Stromatolitic sediments and structures in Hamelin pool, Western Australia, are formed by interactions between blue-green algae (which trap and bind sediment particles) and a variety of mechanical and diagenetic processes. The algae form a cohesive mat that tends to cover intertidal, supratidal, and some shallow subtidal surfaces. The mat is differentiated into 7 intergradational types as an expression of variations in algal species present, ratio of filamentous to unicellular forms, quantity of mucilaginous matrix, life habits, and quantity and nature of the host sediment. The distribution of mat types is controlled by environmental factors such as elevation of substrate, drainage, depth and nature of interstitial groundwater, and sediment influx. In tidal flats with gent e gradients there is a broad zonation of mat types, whereas on headlands and locations with irregular topography the mat is highly differentiated with a condensed, patchy development of types.

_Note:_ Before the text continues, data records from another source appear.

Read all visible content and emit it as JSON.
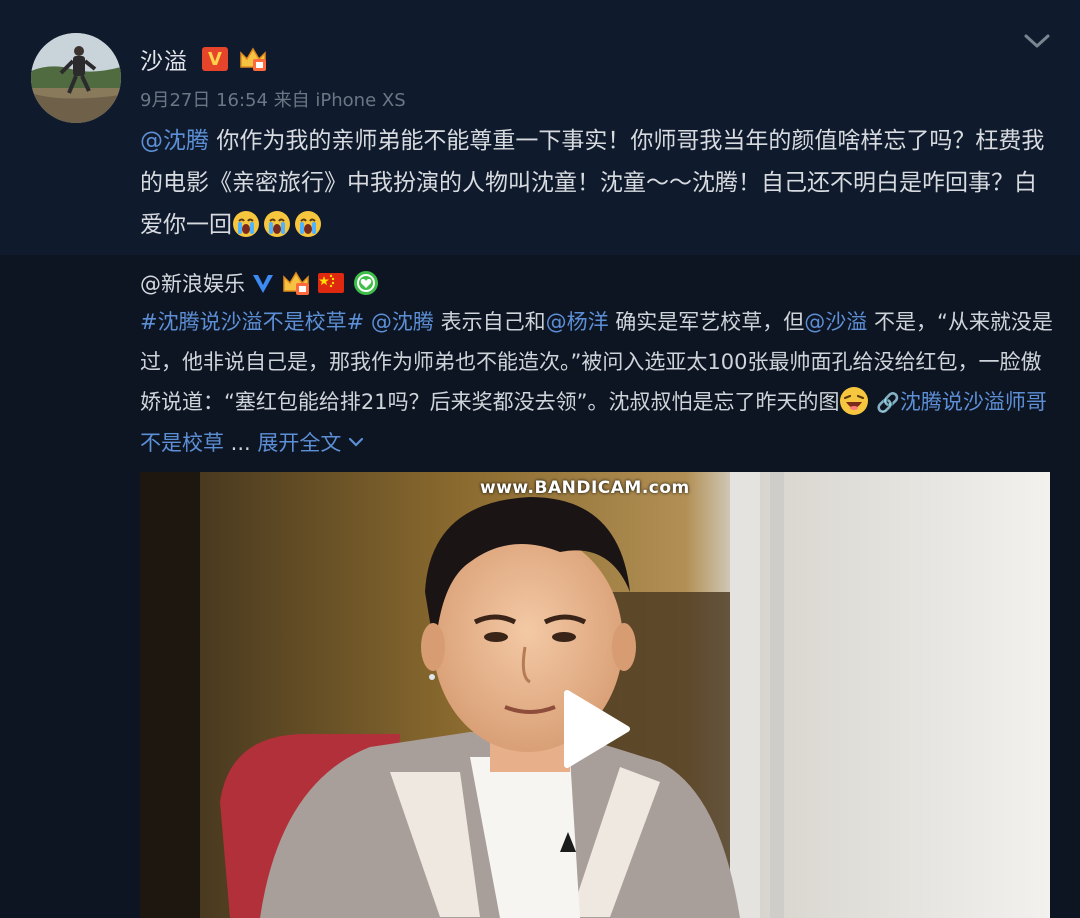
{
  "post": {
    "username": "沙溢",
    "verified_badge": "V",
    "timestamp": "9月27日 16:54",
    "source": "来自 iPhone XS",
    "mention": "@沈腾",
    "text": "你作为我的亲师弟能不能尊重一下事实！你师哥我当年的颜值啥样忘了吗？枉费我的电影《亲密旅行》中我扮演的人物叫沈童！沈童～～沈腾！自己还不明白是咋回事？白爱你一回",
    "emojis": [
      "crying-face-icon",
      "crying-face-icon",
      "crying-face-icon"
    ]
  },
  "repost": {
    "author": "@新浪娱乐",
    "hashtag": "#沈腾说沙溢不是校草#",
    "mention_1": "@沈腾",
    "text_1": " 表示自己和",
    "mention_2": "@杨洋",
    "text_2": " 确实是军艺校草，但",
    "mention_3": "@沙溢",
    "text_3": " 不是，“从来就没是过，他非说自己是，那我作为师弟也不能造次。”被问入选亚太100张最帅面孔给没给红包，一脸傲娇说道：“塞红包能给排21吗？后来奖都没去领”。沈叔叔怕是忘了昨天的图",
    "link_text": "沈腾说沙溢师哥不是校草",
    "ellipsis": " ... ",
    "expand_label": "展开全文"
  },
  "video": {
    "watermark": "www.BANDICAM.com"
  },
  "colors": {
    "background": "#0e1624",
    "link": "#5d8fd6",
    "text": "#d7dbe0",
    "meta": "#6c7684"
  }
}
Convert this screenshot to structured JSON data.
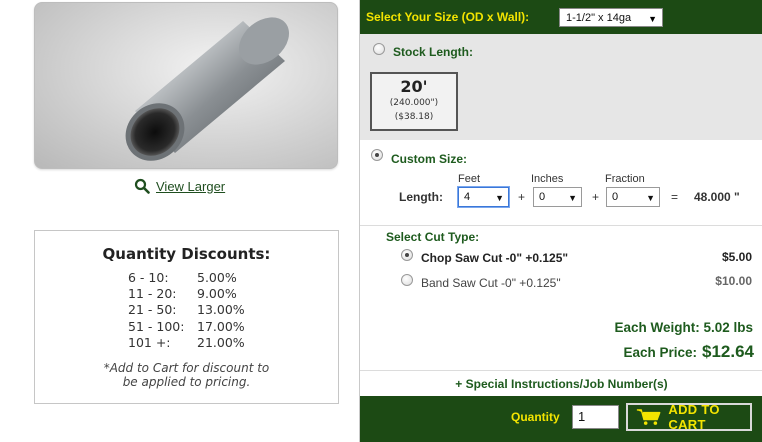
{
  "product": {
    "view_larger": "View Larger"
  },
  "discounts": {
    "title": "Quantity Discounts:",
    "rows": [
      {
        "range": "6 - 10:",
        "pct": "5.00%"
      },
      {
        "range": "11 - 20:",
        "pct": "9.00%"
      },
      {
        "range": "21 - 50:",
        "pct": "13.00%"
      },
      {
        "range": "51 - 100:",
        "pct": "17.00%"
      },
      {
        "range": "101 +:",
        "pct": "21.00%"
      }
    ],
    "note_line1": "*Add to Cart for discount to",
    "note_line2": "be applied to pricing."
  },
  "size": {
    "label": "Select Your Size (OD x Wall):",
    "selected": "1-1/2\" x 14ga"
  },
  "stock_length": {
    "label": "Stock Length:",
    "selected": false,
    "length": "20'",
    "inches": "(240.000\")",
    "price": "($38.18)"
  },
  "custom_size": {
    "label": "Custom Size:",
    "selected": true,
    "length_label": "Length:",
    "feet_label": "Feet",
    "inches_label": "Inches",
    "fraction_label": "Fraction",
    "feet_value": "4",
    "inches_value": "0",
    "fraction_value": "0",
    "plus": "+",
    "equals": "=",
    "total": "48.000 \""
  },
  "cut_type": {
    "label": "Select Cut Type:",
    "options": [
      {
        "label": "Chop Saw Cut -0\" +0.125\"",
        "price": "$5.00",
        "selected": true
      },
      {
        "label": "Band Saw Cut -0\" +0.125\"",
        "price": "$10.00",
        "selected": false
      }
    ]
  },
  "summary": {
    "weight_label": "Each Weight: 5.02 lbs",
    "price_label": "Each Price:",
    "price_value": "$12.64"
  },
  "special_instructions": "+ Special Instructions/Job Number(s)",
  "cart": {
    "quantity_label": "Quantity",
    "quantity_value": "1",
    "add_to_cart": "ADD TO CART"
  },
  "colors": {
    "brand_green": "#1c4a14",
    "accent_yellow": "#f3e400",
    "label_green": "#1e5b1e"
  }
}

The sediments trapped and/or bound by the algal-mat communities commonly are imprinted with distinctive fabrics. These fabrics, which can be related to specific mat types, reflect a complex interaction between the algae, and processes of sedimentation and diagenesis. Important factors in the development of fabric are surface texture and internal structure of the mat, rate and frequency of sediment influx, and processes such as oxidation, cementation, and lithification. Changes in mat type with changes in environmental conditions (e.g., shoaling and sediment influx) lead to the development of successions of fabrics in the sediment pile.

The mat-sediment complex is shaped by physical factors into a variety of structures ranging from extensive flat-lying sheets through linked ellipsoids and columns to discrete ellipsoids and columns. The size range of structures is variable from a few centimeters to several meters; confluent and branched structures are also common. The gross morphology of the structures is largely independent of the mat type (or types) involved in the primary trapping and/or binding processes. Major environmental factors involved in shaping of structures are waves, currents, substrate gradient, and long-term sea-level change; minor factors include burial, exhumation, growth of epiphytes, activity of browsing organisms, gas evolution, corrosion, precipitation, desiccation, and variation in sediment type These factors also influence the external surface texture of structures.